6 large Melitons (Vegetable Pears)
2 lbs. large shrimp
1 lb. crawfish tails
1 ½
cups crabmeat
2 cups long grain rice
1 cup wild or pecan rice
¼
cup butter or margarine
½
teaspoon salt
½
teaspoon black pepper
¼
teaspoon garlic powder
1 (or 2 if you are bold) tablespoon(s) Tony Chachere's Creole seasoning
1 green bell pepper
¼ red bell pepper
¼ yellow bell pepper
¼ orange bell pepper
¼ purple bell pepper
1 large white onion
¼ red onion
¼ yellow onion
2 stalks celery
2 stalks (bunches) of green onion
2 cups toasted bread crumbs
Pre-heat oven to 350° F.
Peel Melitons and take out pit. Boil Melitons until tender; then mash them. Cook rice, per package instructions. Sauté all vegetables with margarine. Mix all dry seasonings into sautéed vegetable mixture.
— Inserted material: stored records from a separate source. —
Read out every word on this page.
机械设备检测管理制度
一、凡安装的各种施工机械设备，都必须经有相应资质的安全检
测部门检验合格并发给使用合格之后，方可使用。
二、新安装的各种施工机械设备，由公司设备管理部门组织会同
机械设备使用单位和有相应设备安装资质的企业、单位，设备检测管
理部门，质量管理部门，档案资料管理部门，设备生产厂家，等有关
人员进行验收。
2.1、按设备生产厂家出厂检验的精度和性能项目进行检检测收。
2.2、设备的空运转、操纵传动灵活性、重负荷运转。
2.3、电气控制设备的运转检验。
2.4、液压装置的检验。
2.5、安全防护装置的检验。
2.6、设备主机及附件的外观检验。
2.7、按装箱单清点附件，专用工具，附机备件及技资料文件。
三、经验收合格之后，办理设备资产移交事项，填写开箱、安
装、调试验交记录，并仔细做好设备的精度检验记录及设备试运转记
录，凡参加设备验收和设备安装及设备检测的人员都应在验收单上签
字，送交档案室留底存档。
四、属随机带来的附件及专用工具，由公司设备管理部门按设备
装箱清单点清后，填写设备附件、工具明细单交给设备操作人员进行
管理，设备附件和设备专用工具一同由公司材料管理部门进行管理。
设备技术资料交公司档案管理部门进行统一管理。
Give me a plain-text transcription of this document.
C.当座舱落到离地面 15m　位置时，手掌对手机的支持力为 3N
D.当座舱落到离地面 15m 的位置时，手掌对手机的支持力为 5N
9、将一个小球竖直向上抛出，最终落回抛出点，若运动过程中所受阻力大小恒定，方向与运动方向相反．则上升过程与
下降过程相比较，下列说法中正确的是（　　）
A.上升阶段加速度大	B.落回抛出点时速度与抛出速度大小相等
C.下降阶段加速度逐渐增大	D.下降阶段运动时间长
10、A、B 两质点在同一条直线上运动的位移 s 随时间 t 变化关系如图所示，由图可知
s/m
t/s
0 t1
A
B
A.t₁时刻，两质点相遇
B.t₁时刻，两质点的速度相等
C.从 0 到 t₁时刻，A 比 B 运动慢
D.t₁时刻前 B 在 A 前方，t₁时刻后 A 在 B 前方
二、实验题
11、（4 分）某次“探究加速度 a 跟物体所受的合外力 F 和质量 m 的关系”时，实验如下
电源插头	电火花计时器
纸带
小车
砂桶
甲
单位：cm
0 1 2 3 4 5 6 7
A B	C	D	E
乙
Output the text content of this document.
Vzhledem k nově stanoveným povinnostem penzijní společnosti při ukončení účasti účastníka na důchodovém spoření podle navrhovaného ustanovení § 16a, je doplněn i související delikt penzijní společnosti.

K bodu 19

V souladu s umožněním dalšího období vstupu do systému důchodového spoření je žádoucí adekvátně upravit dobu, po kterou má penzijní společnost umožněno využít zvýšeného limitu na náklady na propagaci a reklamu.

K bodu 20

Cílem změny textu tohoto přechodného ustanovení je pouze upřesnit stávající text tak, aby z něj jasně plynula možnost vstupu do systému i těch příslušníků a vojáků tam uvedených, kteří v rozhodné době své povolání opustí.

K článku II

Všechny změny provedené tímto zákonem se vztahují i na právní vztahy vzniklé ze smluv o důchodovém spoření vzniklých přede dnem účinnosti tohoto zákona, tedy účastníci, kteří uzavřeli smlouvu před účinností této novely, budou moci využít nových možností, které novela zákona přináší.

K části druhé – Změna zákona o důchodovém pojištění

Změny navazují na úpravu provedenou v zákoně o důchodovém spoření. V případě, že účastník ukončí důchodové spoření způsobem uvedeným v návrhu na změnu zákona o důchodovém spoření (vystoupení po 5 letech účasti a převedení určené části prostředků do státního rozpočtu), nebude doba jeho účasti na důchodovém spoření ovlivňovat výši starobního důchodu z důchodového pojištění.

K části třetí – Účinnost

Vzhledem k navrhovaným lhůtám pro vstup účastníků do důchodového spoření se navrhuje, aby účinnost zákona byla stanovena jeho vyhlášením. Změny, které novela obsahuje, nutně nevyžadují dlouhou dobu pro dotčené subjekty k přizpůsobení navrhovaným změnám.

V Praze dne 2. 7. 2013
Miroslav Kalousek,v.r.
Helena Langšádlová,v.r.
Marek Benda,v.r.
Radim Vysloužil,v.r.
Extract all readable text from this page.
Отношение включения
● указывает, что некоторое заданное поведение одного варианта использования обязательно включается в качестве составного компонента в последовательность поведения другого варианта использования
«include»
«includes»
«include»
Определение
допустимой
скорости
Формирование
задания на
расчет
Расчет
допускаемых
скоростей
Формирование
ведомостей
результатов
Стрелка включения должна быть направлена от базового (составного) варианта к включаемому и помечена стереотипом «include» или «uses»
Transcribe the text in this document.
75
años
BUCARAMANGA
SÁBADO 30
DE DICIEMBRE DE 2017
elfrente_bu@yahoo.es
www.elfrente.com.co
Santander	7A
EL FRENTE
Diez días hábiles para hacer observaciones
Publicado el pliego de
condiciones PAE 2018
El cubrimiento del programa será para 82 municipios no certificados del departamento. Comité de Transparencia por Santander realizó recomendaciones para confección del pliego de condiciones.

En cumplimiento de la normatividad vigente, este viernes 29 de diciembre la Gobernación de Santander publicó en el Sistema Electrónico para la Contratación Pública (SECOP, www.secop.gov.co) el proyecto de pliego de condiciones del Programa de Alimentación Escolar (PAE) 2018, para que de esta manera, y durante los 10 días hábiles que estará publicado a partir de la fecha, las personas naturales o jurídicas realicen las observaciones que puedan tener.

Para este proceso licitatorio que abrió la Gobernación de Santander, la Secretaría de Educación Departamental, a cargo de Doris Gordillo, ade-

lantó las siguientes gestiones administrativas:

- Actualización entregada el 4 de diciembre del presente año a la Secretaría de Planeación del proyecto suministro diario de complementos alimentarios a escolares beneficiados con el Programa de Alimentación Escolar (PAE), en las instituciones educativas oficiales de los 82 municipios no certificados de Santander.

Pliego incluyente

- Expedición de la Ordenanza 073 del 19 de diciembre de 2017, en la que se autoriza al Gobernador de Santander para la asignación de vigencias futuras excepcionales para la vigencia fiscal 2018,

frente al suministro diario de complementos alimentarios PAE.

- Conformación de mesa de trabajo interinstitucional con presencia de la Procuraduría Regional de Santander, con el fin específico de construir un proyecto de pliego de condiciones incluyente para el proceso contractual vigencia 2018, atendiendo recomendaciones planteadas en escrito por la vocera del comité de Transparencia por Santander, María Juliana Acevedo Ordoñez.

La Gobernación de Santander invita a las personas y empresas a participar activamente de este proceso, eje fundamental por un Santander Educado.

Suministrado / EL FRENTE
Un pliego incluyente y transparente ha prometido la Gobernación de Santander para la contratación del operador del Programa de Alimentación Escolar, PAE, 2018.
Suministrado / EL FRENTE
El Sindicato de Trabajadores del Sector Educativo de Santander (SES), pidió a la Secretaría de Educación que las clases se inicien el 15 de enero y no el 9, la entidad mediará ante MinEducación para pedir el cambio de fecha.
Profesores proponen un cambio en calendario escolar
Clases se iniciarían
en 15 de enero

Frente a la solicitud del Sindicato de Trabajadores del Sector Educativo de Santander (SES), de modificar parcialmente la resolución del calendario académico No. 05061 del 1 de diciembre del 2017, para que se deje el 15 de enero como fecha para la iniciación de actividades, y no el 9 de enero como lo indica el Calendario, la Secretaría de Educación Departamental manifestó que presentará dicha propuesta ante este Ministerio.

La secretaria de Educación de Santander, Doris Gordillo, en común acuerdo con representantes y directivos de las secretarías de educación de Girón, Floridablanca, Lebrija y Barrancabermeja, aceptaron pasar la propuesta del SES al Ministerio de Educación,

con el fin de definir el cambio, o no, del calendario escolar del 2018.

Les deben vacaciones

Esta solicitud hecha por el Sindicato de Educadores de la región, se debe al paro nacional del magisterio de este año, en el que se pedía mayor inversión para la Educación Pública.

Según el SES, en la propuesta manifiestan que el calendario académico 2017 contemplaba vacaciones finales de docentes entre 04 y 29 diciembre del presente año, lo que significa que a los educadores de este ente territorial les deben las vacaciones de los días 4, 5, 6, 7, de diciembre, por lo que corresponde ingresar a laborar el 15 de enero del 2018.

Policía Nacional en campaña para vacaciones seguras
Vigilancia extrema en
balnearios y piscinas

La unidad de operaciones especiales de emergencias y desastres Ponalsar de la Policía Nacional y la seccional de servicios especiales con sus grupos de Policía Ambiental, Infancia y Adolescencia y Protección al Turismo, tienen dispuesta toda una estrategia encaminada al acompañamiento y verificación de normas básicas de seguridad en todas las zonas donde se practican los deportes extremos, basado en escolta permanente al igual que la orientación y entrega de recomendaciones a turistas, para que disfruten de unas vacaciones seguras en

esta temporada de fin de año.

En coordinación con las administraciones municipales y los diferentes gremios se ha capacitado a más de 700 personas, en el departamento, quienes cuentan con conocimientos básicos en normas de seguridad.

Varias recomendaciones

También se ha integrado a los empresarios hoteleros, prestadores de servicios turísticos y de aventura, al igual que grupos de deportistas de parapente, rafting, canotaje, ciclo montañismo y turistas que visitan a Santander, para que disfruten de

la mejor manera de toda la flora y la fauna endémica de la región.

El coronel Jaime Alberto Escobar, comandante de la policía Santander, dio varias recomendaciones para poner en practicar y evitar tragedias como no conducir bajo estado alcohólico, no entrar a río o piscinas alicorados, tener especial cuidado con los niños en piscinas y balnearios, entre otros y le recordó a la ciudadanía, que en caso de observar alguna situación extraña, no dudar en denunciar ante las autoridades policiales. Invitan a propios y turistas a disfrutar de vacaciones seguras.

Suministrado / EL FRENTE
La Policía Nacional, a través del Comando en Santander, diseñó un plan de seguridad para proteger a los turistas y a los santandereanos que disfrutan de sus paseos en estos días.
Add shrimp, crawfish and crab meat into vegetable mixture and dry seasoning mixture until vegetables are translucent and seafood is pink. Place cooked vegetables, seafood and boiled rice into a casserole dish. Sprinkle bread crumbs on top.
Cook for 30 minutes, until top is browned and stuffing is moist, not runny or dry.
NOTE: If you cannot find Melitons (vegetable pears), you can use Crooked Neck Squash (yellow squash) or eggplant.